The precise pattern of the QRS complex varies between individuals but most importantly it depends on the ECG lead being examined. For example leads V1 and V6 examine the heart from almost opposite directions and so usually approximate to an inverted image of each other, ventricular depolarization being dominantly negative in V1 and positive in V6.

During the QRS phase atrial re-polarization occurs. This is a diffuse process which lacks sufficient coherence to develop a significant waveform and is usually ‘drowned out’ by the QRS complex.

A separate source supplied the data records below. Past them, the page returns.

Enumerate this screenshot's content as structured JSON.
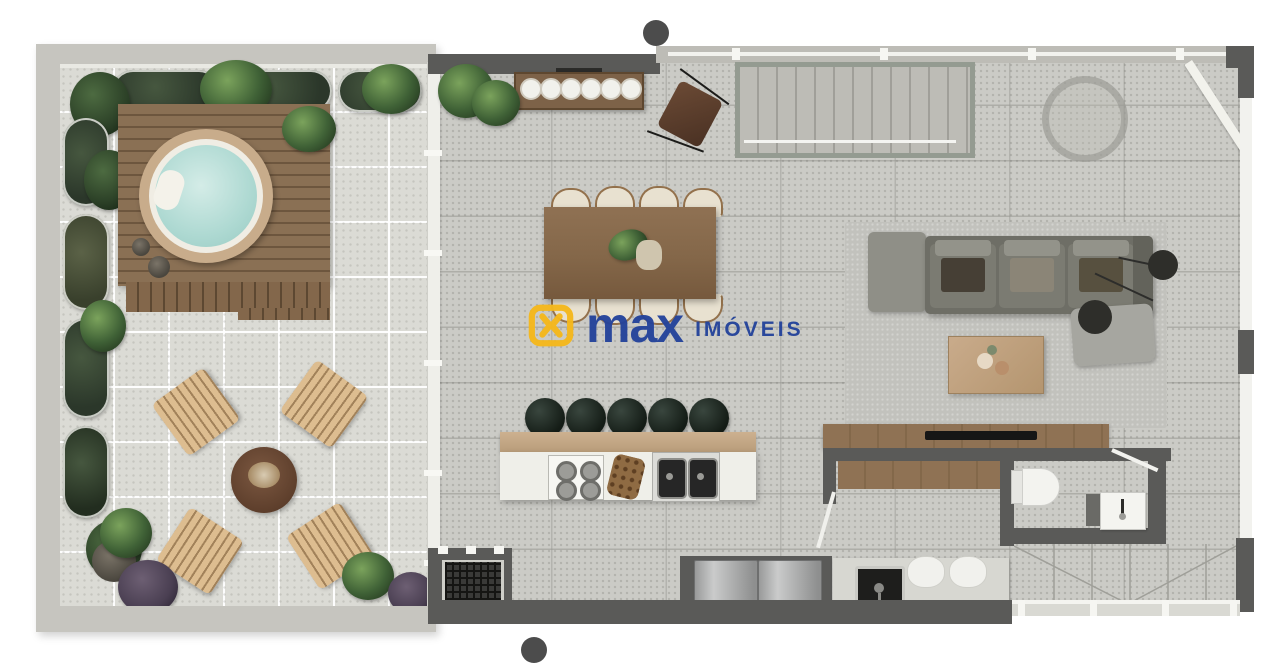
{
  "scene": {
    "type": "apartment-floor-plan-render",
    "background": "#ffffff"
  },
  "watermark": {
    "brand": "max",
    "suffix": "IMÓVEIS",
    "icon": "max-monogram-icon",
    "icon_color": "#F5B81C",
    "text_color": "#24439B"
  },
  "section_markers": {
    "count": 2,
    "color": "#4C4C4C"
  },
  "palette": {
    "terrace_floor": "#DBDBD5",
    "interior_floor": "#CBCBC6",
    "deck_wood": "#8A7054",
    "jacuzzi_water": "#B5DDD6",
    "jacuzzi_rim": "#C8AC8B",
    "wall_dark": "#5A5A58",
    "wall_light": "#C6C5BF",
    "sofa": "#6E6E66",
    "rug": "#C1C1BC",
    "counter_wood": "#8A6E50",
    "island_bar_wood": "#C6AA87",
    "lounge_chair_wood": "#D8B98E",
    "dining_table_wood": "#8A6C4F",
    "plant_green": "#3C4F37",
    "stool_dark": "#222B25",
    "appliance_steel": "#A9AAAA"
  }
}
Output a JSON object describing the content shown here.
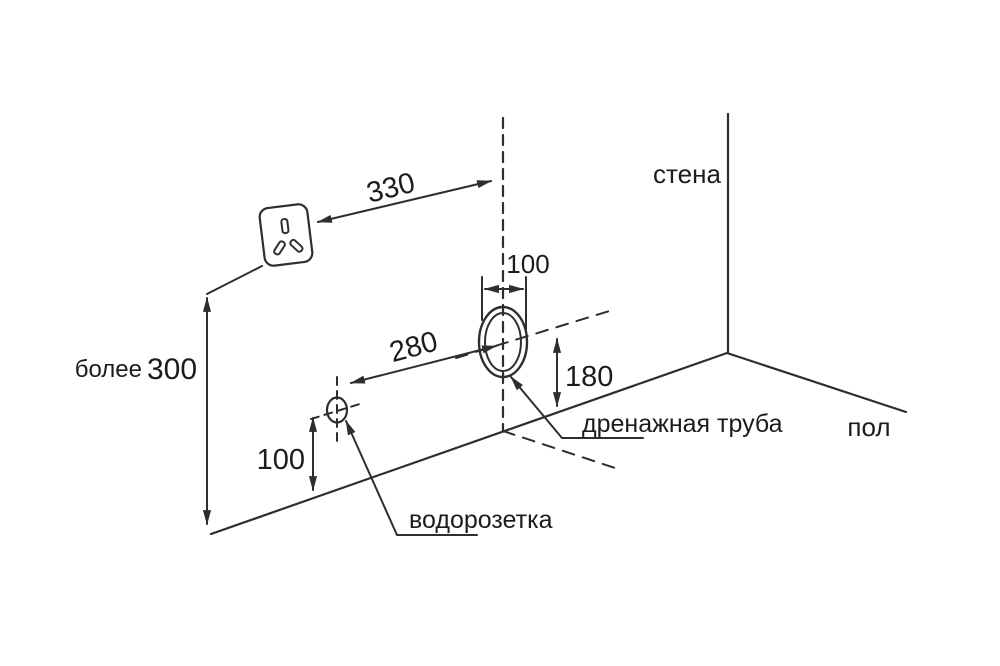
{
  "colors": {
    "line": "#2e2e2e",
    "text": "#1c1c1c",
    "background": "#ffffff"
  },
  "labels": {
    "wall": "стена",
    "floor": "пол",
    "drain_pipe": "дренажная труба",
    "water_socket": "водорозетка"
  },
  "dimensions": {
    "socket_to_axis": "330",
    "pipe_hole_width": "100",
    "axis_to_water_socket": "280",
    "drain_height": "180",
    "water_socket_height": "100",
    "min_clearance_prefix": "более",
    "min_clearance_value": "300"
  },
  "icons": {
    "power_socket": "three-slot-power-socket"
  }
}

A further ‘quiet’ phase occurs: the ST segment. This phase represents the period when all of the ventricular muscle has been depolarized and myocardial contraction occurs. Myocardial contraction is not complete until the end of the T wave which represents the phase of ventricular repolarization.

The T wave

Why is the T wave generally an upwards deflection if it represents repolarization? Since this is the opposite process to depolarization we might expect the T wave to be a downwards deflection if repolarization spreads in the same direction as depolarization. However the wave of depolarization is distributed by specialized conducting tissues (Purkinje fibres) which have the characteristic of rapid conduction. Repolarization is not a process which can be transmitted from cell to cell but is determined by the innate electrical characteristics of the individual cells. This has the effect that the wavefront of repolarization tends to be more diffuse and travels broadly in the opposite direction to the wave of depolarization. A wavefront of the opposite polarity travelling in the opposite direction gives a deflection in the same direction on the ECG recording. The T wave is broader than the QRS complex because the process of repolarization is more diffuse and travels less rapidly.